Can't be done as a single chip. That's why it isn't. Discete power MOSFETs have metal on both sides of the
chip to carry the current (which flows vertically), and the substrate is the drain. So on a single chip you can
only have high power MOSFETs which share a common drain, not a full H-bridge. The typical DMOS devices
in an integrated H-bridge must use lateral current flow, and the best I've seen are around 200milliohm on-resistance, two orders of magnitude greater than discrete MOSFETs can achieve.
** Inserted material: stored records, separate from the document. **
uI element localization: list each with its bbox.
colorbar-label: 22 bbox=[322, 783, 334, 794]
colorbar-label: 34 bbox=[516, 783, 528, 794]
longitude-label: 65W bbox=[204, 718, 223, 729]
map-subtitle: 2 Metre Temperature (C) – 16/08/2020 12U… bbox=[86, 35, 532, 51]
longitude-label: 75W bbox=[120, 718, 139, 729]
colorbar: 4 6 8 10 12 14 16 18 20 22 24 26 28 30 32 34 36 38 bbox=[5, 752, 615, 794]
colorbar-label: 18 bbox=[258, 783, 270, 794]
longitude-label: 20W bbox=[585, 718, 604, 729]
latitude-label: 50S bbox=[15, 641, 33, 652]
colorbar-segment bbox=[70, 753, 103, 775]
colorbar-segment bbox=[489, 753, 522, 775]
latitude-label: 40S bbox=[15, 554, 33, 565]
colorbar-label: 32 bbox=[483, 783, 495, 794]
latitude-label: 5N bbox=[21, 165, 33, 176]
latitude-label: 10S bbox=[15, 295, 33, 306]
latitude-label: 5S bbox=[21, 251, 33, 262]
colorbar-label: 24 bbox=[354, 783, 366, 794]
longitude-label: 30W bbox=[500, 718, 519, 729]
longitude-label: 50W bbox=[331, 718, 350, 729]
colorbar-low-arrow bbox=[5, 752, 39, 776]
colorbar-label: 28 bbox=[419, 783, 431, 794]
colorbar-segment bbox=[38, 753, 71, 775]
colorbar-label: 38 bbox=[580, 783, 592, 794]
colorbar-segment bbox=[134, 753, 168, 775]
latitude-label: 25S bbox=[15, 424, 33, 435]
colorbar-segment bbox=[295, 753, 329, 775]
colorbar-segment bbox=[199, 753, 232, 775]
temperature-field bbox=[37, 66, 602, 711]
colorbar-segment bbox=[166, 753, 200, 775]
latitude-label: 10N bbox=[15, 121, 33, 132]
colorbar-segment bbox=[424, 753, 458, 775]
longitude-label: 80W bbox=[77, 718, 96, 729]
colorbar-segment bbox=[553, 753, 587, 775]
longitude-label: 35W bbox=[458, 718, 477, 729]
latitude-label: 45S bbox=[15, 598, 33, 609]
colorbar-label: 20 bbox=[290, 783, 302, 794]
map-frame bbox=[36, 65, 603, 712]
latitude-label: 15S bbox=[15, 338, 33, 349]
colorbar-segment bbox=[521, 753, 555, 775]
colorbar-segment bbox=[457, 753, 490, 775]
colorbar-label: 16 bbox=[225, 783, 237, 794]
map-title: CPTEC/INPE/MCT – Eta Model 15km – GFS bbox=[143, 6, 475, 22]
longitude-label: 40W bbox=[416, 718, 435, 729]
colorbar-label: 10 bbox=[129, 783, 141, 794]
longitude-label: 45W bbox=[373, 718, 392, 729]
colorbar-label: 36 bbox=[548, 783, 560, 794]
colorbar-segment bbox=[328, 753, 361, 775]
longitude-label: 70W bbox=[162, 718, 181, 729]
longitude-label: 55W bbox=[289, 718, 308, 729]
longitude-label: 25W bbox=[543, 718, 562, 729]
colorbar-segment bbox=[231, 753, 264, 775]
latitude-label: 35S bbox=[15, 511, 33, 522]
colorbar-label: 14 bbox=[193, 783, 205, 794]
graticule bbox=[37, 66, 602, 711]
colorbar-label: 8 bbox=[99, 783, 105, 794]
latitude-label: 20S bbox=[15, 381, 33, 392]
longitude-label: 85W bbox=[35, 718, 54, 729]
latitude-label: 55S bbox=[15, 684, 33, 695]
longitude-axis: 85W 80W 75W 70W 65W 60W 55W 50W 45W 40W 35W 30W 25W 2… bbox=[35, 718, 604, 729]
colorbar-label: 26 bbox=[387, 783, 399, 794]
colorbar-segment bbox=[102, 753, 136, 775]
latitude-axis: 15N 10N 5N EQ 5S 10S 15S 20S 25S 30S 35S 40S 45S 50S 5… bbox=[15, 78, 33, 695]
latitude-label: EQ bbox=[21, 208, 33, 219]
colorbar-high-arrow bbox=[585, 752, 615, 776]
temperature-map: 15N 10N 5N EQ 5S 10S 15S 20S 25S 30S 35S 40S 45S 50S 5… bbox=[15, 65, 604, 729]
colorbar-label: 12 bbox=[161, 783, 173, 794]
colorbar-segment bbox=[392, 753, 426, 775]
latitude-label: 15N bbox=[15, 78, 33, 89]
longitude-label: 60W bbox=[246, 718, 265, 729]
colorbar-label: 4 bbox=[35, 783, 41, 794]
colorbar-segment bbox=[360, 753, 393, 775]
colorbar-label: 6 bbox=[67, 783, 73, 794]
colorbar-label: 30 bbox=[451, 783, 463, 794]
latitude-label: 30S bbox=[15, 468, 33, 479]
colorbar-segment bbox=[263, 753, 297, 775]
You sometimes see packages with multiple chips, such as the VNH3SP30, which is one way round the
issue.

Thanks for the info MarkT.

ST Micro has the POWERSTEP01TR combined chip package for that reason. And CHEAP with that! They have separate MOSFET H-Bridge chips of 15mOhms in there, separated from the great L6480 controler core.
That thing handles 10 amps without extra heatsinking but needs an SPI interface (no sweat with the Arduino SPI library I guess).

I'm playing around now with a L6480 and two H-bridges from Fairchild. Wondering if the L6480 provides enough dynamical drive current to parallel those bridges. That would up the current handling from 8A to 16A or 24A...
Guess I will have to build it first and see if everything survives...
The controller handles up to 85V motor voltage so with he right H-Bridges it would handle the kW region...
Now for safety and European compliance to the LVD (Low Voltage Directive) I would never use it higher than 60V.

More than enough for any decent CNC work at a fraction of industrial controller cost.

How does that compare to the DRV8711 BoosterPack for price?